Plat bangladesh : 10 recettes faciles et savoureuses

Gastronomie

Un plat bangladesh repose sur une cuisine familiale généreuse, où le riz, les épices et les currys mijotés forment la base de repas complets et parfumés. Loin d’être compliqués, ces plats s’organisent autour de quelques ingrédients essentiels qui, bien combinés, créent des saveurs riches et réconfortantes.

Ce que vous allez découvrir :

  • Les bases d’un repas bangladais et comment le composer
  • Les ingrédients et épices incontournables
  • Les plats emblématiques à tester chez vous
  • Des conseils pratiques pour adapter les recettes à vos goûts
  • Comment créer un menu complet façon Bangladesh

Que vous soyez amateur de poisson, de viande ou de cuisine végétarienne, nous vous guidons pour maîtriser cette cuisine accessible et savoureuse, parfaite pour partager un moment chaleureux à table.

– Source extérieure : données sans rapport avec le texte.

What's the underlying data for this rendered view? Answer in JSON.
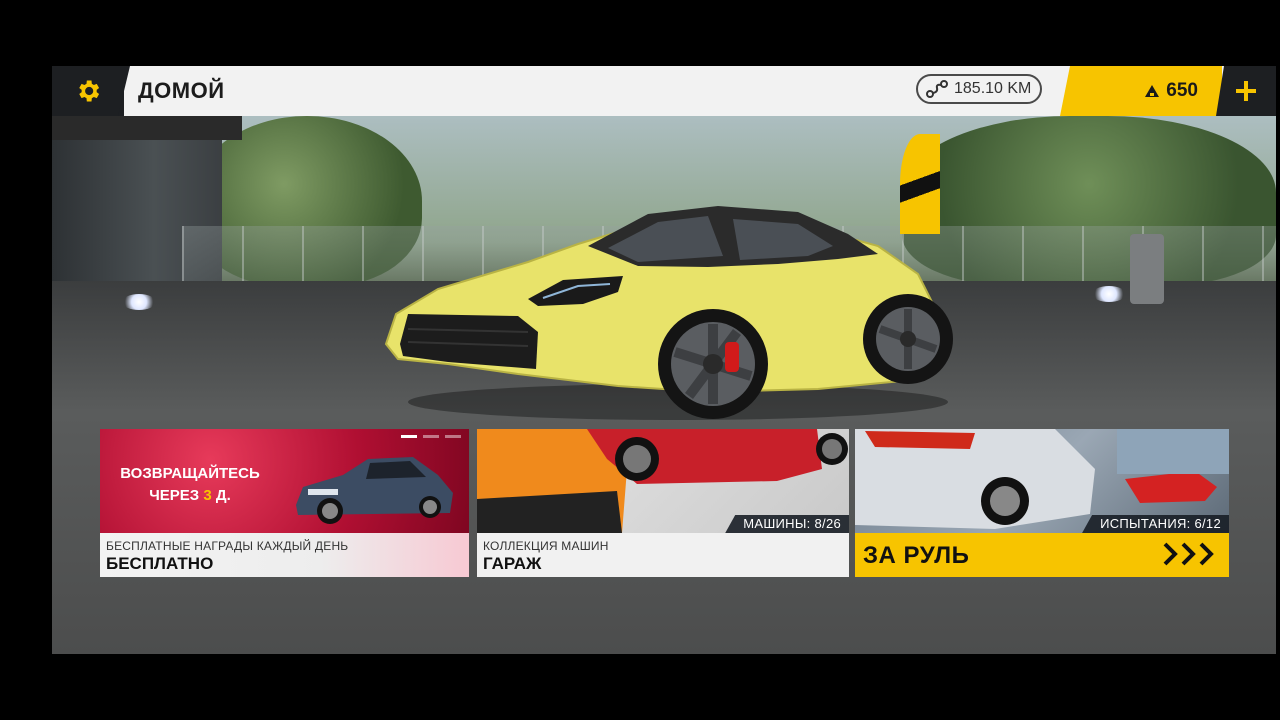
{
  "topbar": {
    "settings_icon": "gear-icon",
    "title": "ДОМОЙ",
    "distance": "185.10 KM",
    "distance_icon": "route-icon",
    "currency_icon": "gold-pile-icon",
    "currency_value": "650",
    "add_icon": "plus-icon"
  },
  "cards": {
    "daily": {
      "promo_line1": "ВОЗВРАЩАЙТЕСЬ",
      "promo_line2_prefix": "ЧЕРЕЗ",
      "promo_days": "3",
      "promo_line2_suffix": "Д.",
      "subtitle": "БЕСПЛАТНЫЕ НАГРАДЫ КАЖДЫЙ ДЕНЬ",
      "title": "БЕСПЛАТНО"
    },
    "garage": {
      "badge": "МАШИНЫ: 8/26",
      "subtitle": "КОЛЛЕКЦИЯ МАШИН",
      "title": "ГАРАЖ"
    },
    "drive": {
      "badge": "ИСПЫТАНИЯ: 6/12",
      "title": "ЗА РУЛЬ",
      "arrows_icon": "triple-chevron-right-icon"
    }
  },
  "colors": {
    "accent": "#f7c400",
    "dark": "#1d1f22",
    "promo_red": "#b00f32",
    "car_yellow": "#e8e36a"
  }
}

Plat bangladesh : ce que veut dire l’expression et ce que vous allez découvrir

Quand nous parlons de “plat bangladesh”, nous évoquons la cuisine quotidienne du Bangladesh, ce pays d’Asie du Sud traversé de fleuves et riche de traditions culinaires familiales. Un plat n’est d’ailleurs pas toujours “un seul plat” dans cette culture : il s’agit plutôt d’une composition de plusieurs préparations servies ensemble, où chaque élément joue un rôle complémentaire.

Cette cuisine se caractérise par sa simplicité dans les ingrédients et sa richesse en goût. Les épices, les aromates et les techniques de cuisson mijotée transforment des aliments modestes en expériences gustatives mémorables. Vous allez découvrir comment le riz devient le socle d’un repas, comment un dal (lentilles) peut nourrir toute une famille, et pourquoi le poisson occupe une place si importante dans cette gastronomie.

Nous vous proposons un voyage culinaire accessible, pensé pour vous donner envie d’essayer ces recettes chez vous, sans avoir besoin d’être expert ni de courir après des ingrédients impossibles à trouver.

Les bases d’un plat bangladesh (riz, curry, dal, accompagnements)

Pour comprendre comment composer un repas bangladais, il faut d’abord saisir sa structure. Le riz constitue l’élément central, présent dans environ 90% des repas quotidiens. Il peut être nature, parfumé ou, dans les versions plus festives, mélangé avec des épices.

Autour de ce riz, vous ajouterez typiquement :

Un curry : c’est souvent le plat principal, où un ingrédient (poisson, viande ou légumes) mijote dans une sauce épicée. La consistance varie du très liquide au plus épais, selon les régions et les recettes familiales.

Un dal : cette préparation de lentilles représente la source de protéines accessible et nourrissante. Il peut être très simple (juste sel et curcuma) ou plus aromatique avec ail, oignon et épices variées.

Des légumes cuisinés : sautés, mijotés ou en bhorta (écrasés épicés), ils complètent et équilibrent le repas. On utilise ce qui est disponible selon la saison : aubergine, pomme de terre, courges, chou, gombo.

Un condiment : chutney, pickle ou bhorta relevé, servi en petite quantité pour ponctuer les bouchées.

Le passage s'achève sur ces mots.